If, however, that same developer could use their familiar IDE (Visual Studio) and the same base libraries (the .NET Framework), they can concentrate on learning machine learning much sooner. Also, when creating machine learning models in .NET, they have immediate impact as you can slide the code right into an existing C#/VB.NET solution.

On the other hand, .NET is under-represented in the data science community. There are a couple of different reasons floating around for that fact. The first is that historically Microsoft was a proprietary closed system and the academic community embraced open source systems such as Linux and Java. The second reason is that much academic research uses domain-specific languages such as R, whereas Microsoft concentrated .NET on general purpose programming languages. Research that moved to industry took their language with them. However, as the researcher's role is shifted from data science to building programs that can work at real time that customers touch, the researcher is getting more and more exposure to Windows and Windows development. Whether you like it or not, all companies which create software that face customers must have a Windows strategy, an iOS strategy, and an Android strategy.

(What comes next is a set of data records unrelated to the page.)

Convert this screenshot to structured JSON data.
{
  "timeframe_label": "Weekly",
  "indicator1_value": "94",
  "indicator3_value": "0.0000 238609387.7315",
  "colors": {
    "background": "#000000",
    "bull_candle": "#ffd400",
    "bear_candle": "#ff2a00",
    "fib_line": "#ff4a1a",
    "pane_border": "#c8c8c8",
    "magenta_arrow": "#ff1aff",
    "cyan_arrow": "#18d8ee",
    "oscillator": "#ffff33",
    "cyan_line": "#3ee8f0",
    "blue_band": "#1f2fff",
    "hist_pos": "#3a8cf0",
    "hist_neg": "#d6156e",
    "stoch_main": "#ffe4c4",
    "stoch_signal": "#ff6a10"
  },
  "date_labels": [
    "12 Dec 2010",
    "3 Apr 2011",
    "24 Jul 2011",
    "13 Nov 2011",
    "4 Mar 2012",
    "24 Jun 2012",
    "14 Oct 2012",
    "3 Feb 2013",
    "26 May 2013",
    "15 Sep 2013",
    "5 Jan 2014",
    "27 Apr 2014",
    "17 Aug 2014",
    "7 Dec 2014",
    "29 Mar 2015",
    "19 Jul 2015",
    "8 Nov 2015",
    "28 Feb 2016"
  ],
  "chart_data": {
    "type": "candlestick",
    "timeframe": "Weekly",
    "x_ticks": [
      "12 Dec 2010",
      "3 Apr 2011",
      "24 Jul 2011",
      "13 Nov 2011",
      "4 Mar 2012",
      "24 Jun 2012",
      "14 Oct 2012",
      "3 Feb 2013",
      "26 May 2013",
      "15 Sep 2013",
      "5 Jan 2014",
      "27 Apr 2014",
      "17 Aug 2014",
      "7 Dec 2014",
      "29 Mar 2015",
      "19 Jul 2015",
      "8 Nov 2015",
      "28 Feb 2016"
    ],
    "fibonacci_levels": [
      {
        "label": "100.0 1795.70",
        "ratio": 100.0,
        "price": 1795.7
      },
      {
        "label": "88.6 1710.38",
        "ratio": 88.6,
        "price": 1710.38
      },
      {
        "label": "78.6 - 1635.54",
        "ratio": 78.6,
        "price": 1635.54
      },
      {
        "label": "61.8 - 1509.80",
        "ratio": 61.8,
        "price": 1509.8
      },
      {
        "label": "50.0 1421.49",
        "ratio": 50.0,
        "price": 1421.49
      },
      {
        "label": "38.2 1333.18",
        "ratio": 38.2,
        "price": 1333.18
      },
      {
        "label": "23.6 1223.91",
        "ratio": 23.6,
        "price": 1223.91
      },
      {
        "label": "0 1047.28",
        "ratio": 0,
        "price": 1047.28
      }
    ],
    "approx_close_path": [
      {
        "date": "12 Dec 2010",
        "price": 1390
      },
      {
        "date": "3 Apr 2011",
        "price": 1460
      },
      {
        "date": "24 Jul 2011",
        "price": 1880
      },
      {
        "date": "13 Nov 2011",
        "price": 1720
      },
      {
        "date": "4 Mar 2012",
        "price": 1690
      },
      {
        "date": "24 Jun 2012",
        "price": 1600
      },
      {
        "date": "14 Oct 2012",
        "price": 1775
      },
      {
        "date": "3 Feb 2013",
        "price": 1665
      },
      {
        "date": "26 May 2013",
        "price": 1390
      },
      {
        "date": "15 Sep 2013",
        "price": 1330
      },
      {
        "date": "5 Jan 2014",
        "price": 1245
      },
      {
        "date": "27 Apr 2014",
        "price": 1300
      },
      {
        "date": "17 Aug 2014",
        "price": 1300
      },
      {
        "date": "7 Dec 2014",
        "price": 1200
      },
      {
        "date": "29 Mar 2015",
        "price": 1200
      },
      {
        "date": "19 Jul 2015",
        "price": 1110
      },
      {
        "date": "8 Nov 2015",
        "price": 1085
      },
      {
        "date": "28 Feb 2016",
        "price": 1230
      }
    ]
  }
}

One real advantage to writing and then deploying your machine learning code in .NET is that you can get everything with one stop shopping. I know several large companies who write their models in R and then have another team rewrite them in Python or C++ to deploy them. Also, they might write their model in Python and then rewrite it in C# to deploy on Windows devices. Clearly, if you could write and deploy in one language stack, there is a tremendous opportunity for efficiency and speed to market.